Писатель приводит еще один неприятный для себя пример искажения его позиции прессой. В "Stuttgarter Zeitung" можно было прочесть, что Солженицын свою статью о так называемых "плюралистах" направил против евреев. Между тем в статье присутствует специальная оговорка: "...все говоримое тут о плюралистах отнюдь не относится к основной массе третьей, еврейской, эмиграции в Штаты" (Х, стр. 146). И Солженицын напоминает об этой оговорке Аугштейну, добавляя, что подавляющая часть еврейской эмиграции не согласна с группой, которую он критикует, а занимает собственную, противоположную позицию. Немецкая газета этого его замечания вообще не приняла к сведению; и она в своей интерпретации адресованности "Наших плюралистов евреям, к сожалению, не одинока. Заключая свой ответ на вопрос Аугштейна, Солженицын подчеркивает, что он протестует против такого ограничения плюрализма, когда ему говорят, что плюрализм должен царить лишь в строго заданных рамках, узаконивающих четко определенный комплекс идей, а вне этих рамок он неприемлем.

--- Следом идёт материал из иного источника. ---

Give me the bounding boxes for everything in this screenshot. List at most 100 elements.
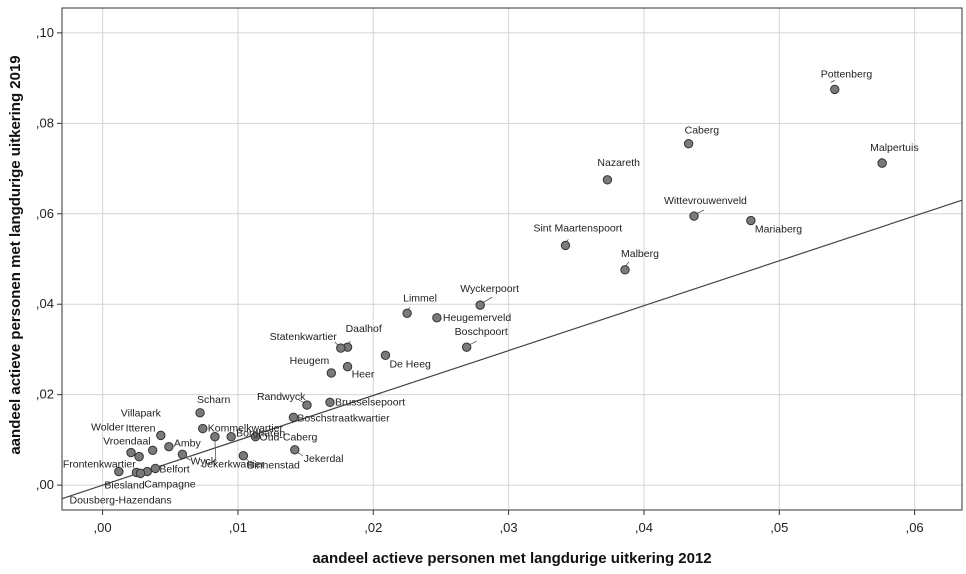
plot-area (61, 7, 963, 511)
data-point (830, 84, 840, 95)
data-point (290, 445, 300, 455)
point-label: Wittevrouwenveld (664, 195, 747, 207)
y-tick-label: ,10 (36, 25, 54, 40)
data-point (602, 175, 613, 185)
data-point (177, 449, 188, 460)
x-axis: ,00 ,01 ,02 ,03 ,04 ,05 ,06 (94, 510, 924, 535)
leader-line (214, 440, 217, 463)
point-label: Biesland (104, 479, 144, 491)
point-label: Frontenkwartier (63, 459, 136, 471)
point-label: De Heeg (389, 358, 431, 370)
point-label: Itteren (126, 422, 156, 434)
x-tick-label: ,05 (770, 520, 788, 535)
data-point (402, 308, 412, 318)
point-label: Brusselsepoort (335, 396, 405, 408)
point-label: Statenkwartier (270, 331, 338, 343)
point-label: Daalhof (346, 323, 382, 335)
data-point (147, 445, 158, 456)
data-point (380, 350, 391, 361)
y-tick-label: ,08 (36, 115, 54, 130)
grid (62, 8, 962, 510)
data-point (210, 432, 220, 442)
data-point (461, 342, 472, 352)
point-label: Nazareth (597, 157, 640, 169)
point-label: Scharn (197, 394, 230, 406)
point-label: Belfort (159, 463, 189, 475)
label-leaders (184, 80, 883, 463)
point-label: Jekerdal (304, 453, 344, 465)
point-label: Limmel (403, 292, 437, 304)
point-label: Dousberg-Hazendans (69, 494, 171, 506)
point-label: Oud-Caberg (260, 432, 318, 444)
y-tick-label: ,06 (36, 206, 54, 221)
point-label: Malpertuis (870, 142, 918, 154)
data-point (150, 463, 161, 474)
data-point (195, 408, 205, 418)
point-label: Vroendaal (103, 436, 150, 448)
data-point (683, 138, 694, 149)
point-label: Campagne (144, 479, 196, 491)
point-label: Kommelkwartier (208, 423, 284, 435)
point-label: Villapark (121, 407, 162, 419)
data-point (126, 447, 136, 458)
data-point (689, 211, 699, 221)
point-label: Boschpoort (455, 326, 508, 338)
data-point (475, 300, 485, 310)
data-point (302, 400, 312, 410)
point-label: Heer (352, 369, 375, 381)
data-point (336, 343, 346, 353)
point-label: Jekerkwartier (202, 459, 265, 471)
y-tick-label: ,04 (36, 296, 54, 311)
x-tick-label: ,01 (229, 520, 247, 535)
point-label: Pottenberg (821, 68, 873, 80)
leader-line (830, 80, 835, 83)
leader-line (481, 296, 493, 304)
x-tick-label: ,06 (906, 520, 924, 535)
fit-line (61, 199, 963, 500)
data-point (250, 432, 261, 442)
data-point (135, 468, 146, 479)
x-tick-label: ,03 (500, 520, 518, 535)
point-label: Wyck (190, 455, 216, 467)
data-point (288, 412, 299, 422)
data-point (325, 397, 335, 408)
data-point (326, 368, 337, 378)
point-label: Amby (174, 438, 202, 450)
point-label: Caberg (685, 125, 720, 137)
data-point (164, 441, 174, 452)
data-point (342, 361, 353, 372)
data-point (238, 451, 249, 461)
y-tick-label: ,02 (36, 387, 54, 402)
data-point (114, 466, 124, 477)
data-point (156, 430, 166, 441)
point-label: Randwyck (257, 391, 306, 403)
data-point (134, 451, 144, 462)
point-label: Binnenstad (247, 460, 300, 472)
x-tick-label: ,00 (94, 520, 112, 535)
data-point (198, 423, 208, 434)
x-tick-label: ,04 (635, 520, 653, 535)
point-labels: Pottenberg Caberg Malpertuis Nazareth Wittev… (63, 68, 919, 506)
point-label: Heugem (290, 355, 330, 367)
point-label: Heugemerveld (443, 312, 511, 324)
y-tick-label: ,00 (36, 477, 54, 492)
point-label: Wolder (91, 422, 125, 434)
point-label: Sint Maartenspoort (533, 222, 622, 234)
point-label: Borgharen (236, 428, 285, 440)
y-axis-title: aandeel actieve personen met langdurige … (7, 55, 24, 454)
data-point (877, 158, 887, 168)
data-point (620, 265, 630, 275)
data-point (432, 313, 442, 323)
data-points (114, 84, 887, 479)
data-point (226, 432, 236, 442)
x-tick-label: ,02 (364, 520, 382, 535)
x-axis-title: aandeel actieve personen met langdurige … (312, 550, 711, 567)
data-point (560, 240, 571, 251)
data-point (746, 215, 756, 226)
point-label: Malberg (621, 248, 659, 260)
y-axis: ,00 ,02 ,04 ,06 ,08 ,10 (36, 25, 62, 492)
point-label: Boschstraatkwartier (297, 412, 390, 424)
point-label: Mariaberg (755, 224, 802, 236)
point-label: Wyckerpoort (460, 283, 519, 295)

Аугштейн замечает, что такова была позиция Розы Люксембург, требовавшей свободы для инакомыслящих, но только внутри партии. И никакой свободы для некоммунистов. Напомню, что Бухарин в свое время требовал свободы дискуссии для руководящей элиты партии в сочетании с полным единомыслием на партийной периферии, не говоря уже о беспартийных. Сегодня (1987), на фоне появления в СССР все большего числа "неформальных объединений", особенно часто молодежных, в советской прессе все настойчивей звучат руководящие призывы и указания ввести рвущееся к жизни разнообразие в определяемые комсомолом и партией рамки. Мировое квазилиберальное мышление современности тоже имеет свой набор идеологических штампов, и Солженицын фактически отстаивает свое право мыслить шире этого стандарта воззрений.